Умиротворение напрасно, молитвы о легком плавании не будут услышаны, мольбы о спасении — проигнорированы. Кровь на носу корабля, плевок по ветру, дельфины по правому борту… Причесывайся левой рукой, утирай рот правой. Тряпички, привязанные к якорной цепи. Не вытягивай ее против солнца! Десятки примет, не подвергаемых сомнению и хранимых традицией — знаки защиты от гневливого моря.

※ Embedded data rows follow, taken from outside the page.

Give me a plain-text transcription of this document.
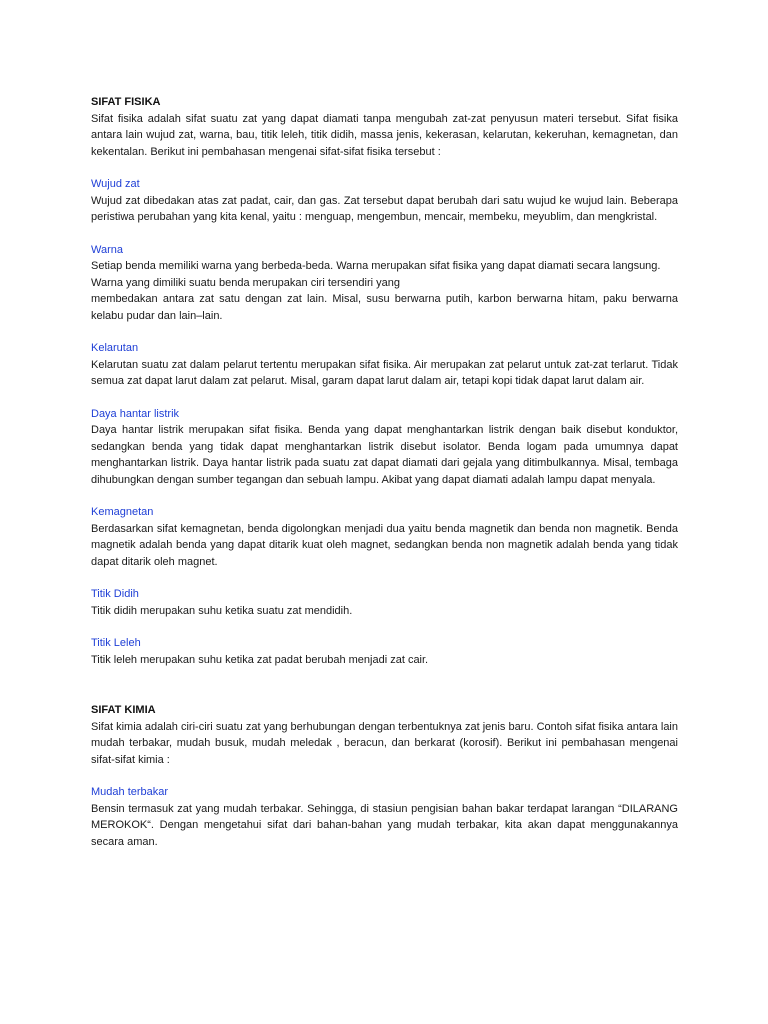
SIFAT FISIKA

Sifat fisika adalah sifat suatu zat yang dapat diamati tanpa mengubah zat-zat penyusun materi tersebut. Sifat fisika antara lain wujud zat, warna, bau, titik leleh, titik didih, massa jenis, kekerasan, kelarutan, kekeruhan, kemagnetan, dan kekentalan. Berikut ini pembahasan mengenai sifat-sifat fisika tersebut :

Wujud zat

Wujud zat dibedakan atas zat padat, cair, dan gas. Zat tersebut dapat berubah dari satu wujud ke wujud lain. Beberapa peristiwa perubahan yang kita kenal, yaitu : menguap, mengembun, mencair, membeku, meyublim, dan mengkristal.

Warna

Setiap benda memiliki warna yang berbeda-beda. Warna merupakan sifat fisika yang dapat diamati secara langsung. Warna yang dimiliki suatu benda merupakan ciri tersendiri yang

membedakan antara zat satu dengan zat lain. Misal, susu berwarna putih, karbon berwarna hitam, paku berwarna kelabu pudar dan lain–lain.

Kelarutan

Kelarutan suatu zat dalam pelarut tertentu merupakan sifat fisika. Air merupakan zat pelarut untuk zat-zat terlarut. Tidak semua zat dapat larut dalam zat pelarut. Misal, garam dapat larut dalam air, tetapi kopi tidak dapat larut dalam air.

Daya hantar listrik

Daya hantar listrik merupakan sifat fisika. Benda yang dapat menghantarkan listrik dengan baik disebut konduktor, sedangkan benda yang tidak dapat menghantarkan listrik disebut isolator. Benda logam pada umumnya dapat menghantarkan listrik. Daya hantar listrik pada suatu zat dapat diamati dari gejala yang ditimbulkannya. Misal, tembaga dihubungkan dengan sumber tegangan dan sebuah lampu. Akibat yang dapat diamati adalah lampu dapat menyala.

Kemagnetan

Berdasarkan sifat kemagnetan, benda digolongkan menjadi dua yaitu benda magnetik dan benda non magnetik. Benda magnetik adalah benda yang dapat ditarik kuat oleh magnet, sedangkan benda non magnetik adalah benda yang tidak dapat ditarik oleh magnet.

Titik Didih

Titik didih merupakan suhu ketika suatu zat mendidih.

Titik Leleh

Titik leleh merupakan suhu ketika zat padat berubah menjadi zat cair.

SIFAT KIMIA

Sifat kimia adalah ciri-ciri suatu zat yang berhubungan dengan terbentuknya zat jenis baru. Contoh sifat fisika antara lain mudah terbakar, mudah busuk, mudah meledak , beracun, dan berkarat (korosif). Berikut ini pembahasan mengenai sifat-sifat kimia :

Mudah terbakar

Bensin termasuk zat yang mudah terbakar. Sehingga, di stasiun pengisian bahan bakar terdapat larangan “DILARANG MEROKOK“. Dengan mengetahui sifat dari bahan-bahan yang mudah terbakar, kita akan dapat menggunakannya secara aman.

Никто не пытался призывать непонятных духов, скрывающихся вдали от солнца, на дне раздавленных весом воды впадин. Их же не свяжешь. С ними не договоришься. Их сердца стучат в такт циклам луны, их голоса — ревущий шторм, их крылья простираются от горизонта к горизонту, они шествуют всесокрушающими столбами водяных смерчей.
Скованный дух несся на холодных течениях к гавани Трейта, и три мертвых корабля были плавниками на его спине. Последние лучи заходящего солнца пронзали его, как копья, слабое давление позволило твари вырасти, тяжело врезавшись в теплые воды гавани. Рыбы и моллюски отмелей заплясали на волнах, показывая раздавленные створки и выбитые потроха, подарив чайкам и крабам нежданный пир.